11:32 am - Monday May 28, 2012

Conservation Biology

Conservation biology is the scientific study of the nature and status of Earth’s biodiversity with the aim of protecting species, their habitats, and ecosystems from excessive rates of extinction. It is an interdisciplinary subject drawing on sciences, economics, and the practice of natural resource management.

The rapid decline of established biological systems around the world means that conservation biology is often referred to as a “Discipline with a deadline”. Conservation biology is tied closely to ecology in researching the dispersal, migration, demographics, effective population size, inbreeding depression, and minimum population viability of rare or endangered species. To better understand the restoration ecology of native plant and animal communities, the conservation biologist closely studies both their polytypic and monotypic habitats that are affected by a wide range of benign and hostile factors. Conservation biology is concerned with phenomena that affect the maintenance, loss, and restoration of biodiversity and the science of sustaining evolutionary processes that engender genetic, population, species, and ecosystem diversity. The concern stems from estimates suggesting that up to 50% of all species on the planet will disappear within the next 50 years, which has contributed to poverty, starvation, and will reset the course of evolution on this planet.

Conservation biologists research and educate on the trends and process of biodiversity loss, species extinctions, and the negative effect these are having on our capabilities to sustain the well-being of human society. Conservation biologists work in the field and office, in government, universities, non-profit organizations and industry. They are funded to research, monitor, and catalog every angle of the earth and its relation to society. The topics are diverse, because this is an interdisciplinary network with professional alliances in the biological as well as social sciences. Those dedicated to the cause and profession advocate for a global response to the current biodiversity crisis based on morals, ethics, and scientific reason. Organizations and citizens are responding to the biodiversity crisis through conservation action plans that direct research, monitoring, and education programs that engage concerns at local through global scales.

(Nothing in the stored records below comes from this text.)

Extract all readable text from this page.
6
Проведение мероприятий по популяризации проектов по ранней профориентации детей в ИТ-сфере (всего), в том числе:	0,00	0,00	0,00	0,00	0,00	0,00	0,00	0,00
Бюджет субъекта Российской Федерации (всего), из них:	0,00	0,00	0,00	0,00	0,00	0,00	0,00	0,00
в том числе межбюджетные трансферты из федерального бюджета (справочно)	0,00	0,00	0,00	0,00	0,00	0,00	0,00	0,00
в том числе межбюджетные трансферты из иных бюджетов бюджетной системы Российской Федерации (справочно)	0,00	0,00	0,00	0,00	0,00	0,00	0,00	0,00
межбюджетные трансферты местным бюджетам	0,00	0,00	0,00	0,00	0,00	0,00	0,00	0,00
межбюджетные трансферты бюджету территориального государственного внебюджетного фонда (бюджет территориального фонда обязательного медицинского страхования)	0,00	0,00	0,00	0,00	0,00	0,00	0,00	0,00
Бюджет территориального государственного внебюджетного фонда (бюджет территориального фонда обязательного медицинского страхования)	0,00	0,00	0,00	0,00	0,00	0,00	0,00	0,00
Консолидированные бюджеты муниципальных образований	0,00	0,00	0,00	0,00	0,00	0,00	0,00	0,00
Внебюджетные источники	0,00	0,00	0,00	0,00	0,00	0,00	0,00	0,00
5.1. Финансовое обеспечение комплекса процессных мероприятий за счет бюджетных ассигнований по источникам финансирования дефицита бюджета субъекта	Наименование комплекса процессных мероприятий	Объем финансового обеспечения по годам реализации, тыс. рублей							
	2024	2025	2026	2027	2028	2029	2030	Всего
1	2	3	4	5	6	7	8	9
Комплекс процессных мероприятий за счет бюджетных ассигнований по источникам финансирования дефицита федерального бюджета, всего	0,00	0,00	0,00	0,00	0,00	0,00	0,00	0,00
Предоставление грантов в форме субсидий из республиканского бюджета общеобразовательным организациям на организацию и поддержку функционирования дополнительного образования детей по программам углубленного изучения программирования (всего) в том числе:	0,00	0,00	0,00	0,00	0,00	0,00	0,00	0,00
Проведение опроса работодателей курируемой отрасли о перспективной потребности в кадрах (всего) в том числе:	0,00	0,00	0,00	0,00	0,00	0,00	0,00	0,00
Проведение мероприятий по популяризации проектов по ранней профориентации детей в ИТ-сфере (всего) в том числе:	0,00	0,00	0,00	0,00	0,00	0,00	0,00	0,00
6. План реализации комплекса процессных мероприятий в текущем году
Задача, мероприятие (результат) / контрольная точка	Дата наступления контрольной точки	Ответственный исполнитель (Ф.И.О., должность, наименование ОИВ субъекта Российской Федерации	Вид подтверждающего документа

Information about Conservation Biology

Inaugurated in 1987, the journal, Conservation Biology was originally developed to provide a global voice for an emerging discipline. It quickly became the most important journal dealing with the topic of biological diversity. The journal continues to publish groundbreaking scientific papers on topics such as population ecology and genetics, ecosystem management, freshwater and marine conservation, landscape ecology, and the many human dimensions of conservation and is the most frequently cited conservation journal in the world.

In concert with the larger goals of the Society for Conservation Biology, the journal promotes the highest standards of quality and ethics in the activity of conservation research and encourages the communication of results to facilitate their application in conservation decision-making. With provocative essays and editorials, regular topical reviews, practical approaches to conservation, and the publication of original research, Conservation Biology remains instrumental in defining the key issues contributing to the study and practice of conservation.